The final decision on telco pricing methodology is due in the coming months and new pricing models need to be in place four months later.

"So, starting in early summer, we will introduce a pricing model consistent with Ofcom's approach, moving away from % figures and CPI, and offering instead, a clear and simple view of any changes in 'pounds and pence,'" Allera said.

"For new and re-contracting mobile customers we expect this increase to be from £1.50 (for Sim Only and Airtime, for example), and for broadband customers £3," he added.

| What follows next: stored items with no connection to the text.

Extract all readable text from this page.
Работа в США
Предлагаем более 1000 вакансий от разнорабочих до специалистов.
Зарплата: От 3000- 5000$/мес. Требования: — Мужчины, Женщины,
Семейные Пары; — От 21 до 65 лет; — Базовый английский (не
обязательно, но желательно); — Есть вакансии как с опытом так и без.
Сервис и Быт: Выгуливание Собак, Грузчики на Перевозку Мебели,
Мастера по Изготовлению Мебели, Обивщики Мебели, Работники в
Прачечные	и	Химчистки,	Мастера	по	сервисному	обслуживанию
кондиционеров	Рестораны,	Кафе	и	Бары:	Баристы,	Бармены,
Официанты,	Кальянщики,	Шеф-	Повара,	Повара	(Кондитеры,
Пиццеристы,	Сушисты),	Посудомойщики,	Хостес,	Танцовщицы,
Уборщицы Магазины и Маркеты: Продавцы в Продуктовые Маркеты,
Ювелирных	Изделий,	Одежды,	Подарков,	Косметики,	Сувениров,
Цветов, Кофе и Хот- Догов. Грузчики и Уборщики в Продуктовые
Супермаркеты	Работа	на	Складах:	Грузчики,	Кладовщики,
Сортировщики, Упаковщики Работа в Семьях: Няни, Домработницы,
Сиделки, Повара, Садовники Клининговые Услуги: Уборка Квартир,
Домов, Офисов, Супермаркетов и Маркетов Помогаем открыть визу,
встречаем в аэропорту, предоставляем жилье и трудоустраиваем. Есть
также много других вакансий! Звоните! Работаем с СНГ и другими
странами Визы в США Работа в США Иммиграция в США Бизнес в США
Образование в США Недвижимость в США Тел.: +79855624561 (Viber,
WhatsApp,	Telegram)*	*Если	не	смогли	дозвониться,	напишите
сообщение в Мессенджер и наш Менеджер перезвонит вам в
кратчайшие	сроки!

This doesn't mean that BT will forgo the next planned price hike of 3.9 percent at the end of March – again linked to CPI – just that it will adhere to the updated regulation when it needs to comply. BT will not initiate two price rises this year.

Kester Mann, CCS Insight director of consumer and connectivity, told us BT is "anticipating the likely ban on inflation-linked pricing" following Ofcom's consultation. "It gives the operator a short window to promote a clearer and more transparent approach compared to its rivals before most other operators inevitably follow suit."

The timing coincides with many operators expected to confirm their annual price rises for 2024 today. CPI in the year to December 2023 grew 4 percent, the Office of National Staistics said today.

"This is a delicate topic as households continue to grapple with cost-of-living concerns. Operators need to tread carefully: in CCS Insight's consumer research last month, nearly three-quarters of people said they would consider acting if their mobile or broadband bill went up again this year," Mann added.

"The ball is now in the court of the UK's other operators, some of which will probably quickly follow BT's lead. But for would-be partners Vodafone and Three, it'll mean some crucial decisions given that their pricing strategy will be scrutinized by the competition watchdog as part of a major upcoming investigation into their planned merger."

We asked Three, Vodafone, Virgin Media O2, and TalkTalk to comment, but none of them replied. ®

Updated at 12.01 UTC on January 17, 2023, to add:

A spokesperson at Three told us: "We are engaging constructively with Ofcom on its consultation on proposals to ban price increases linked to uncertain future inflation."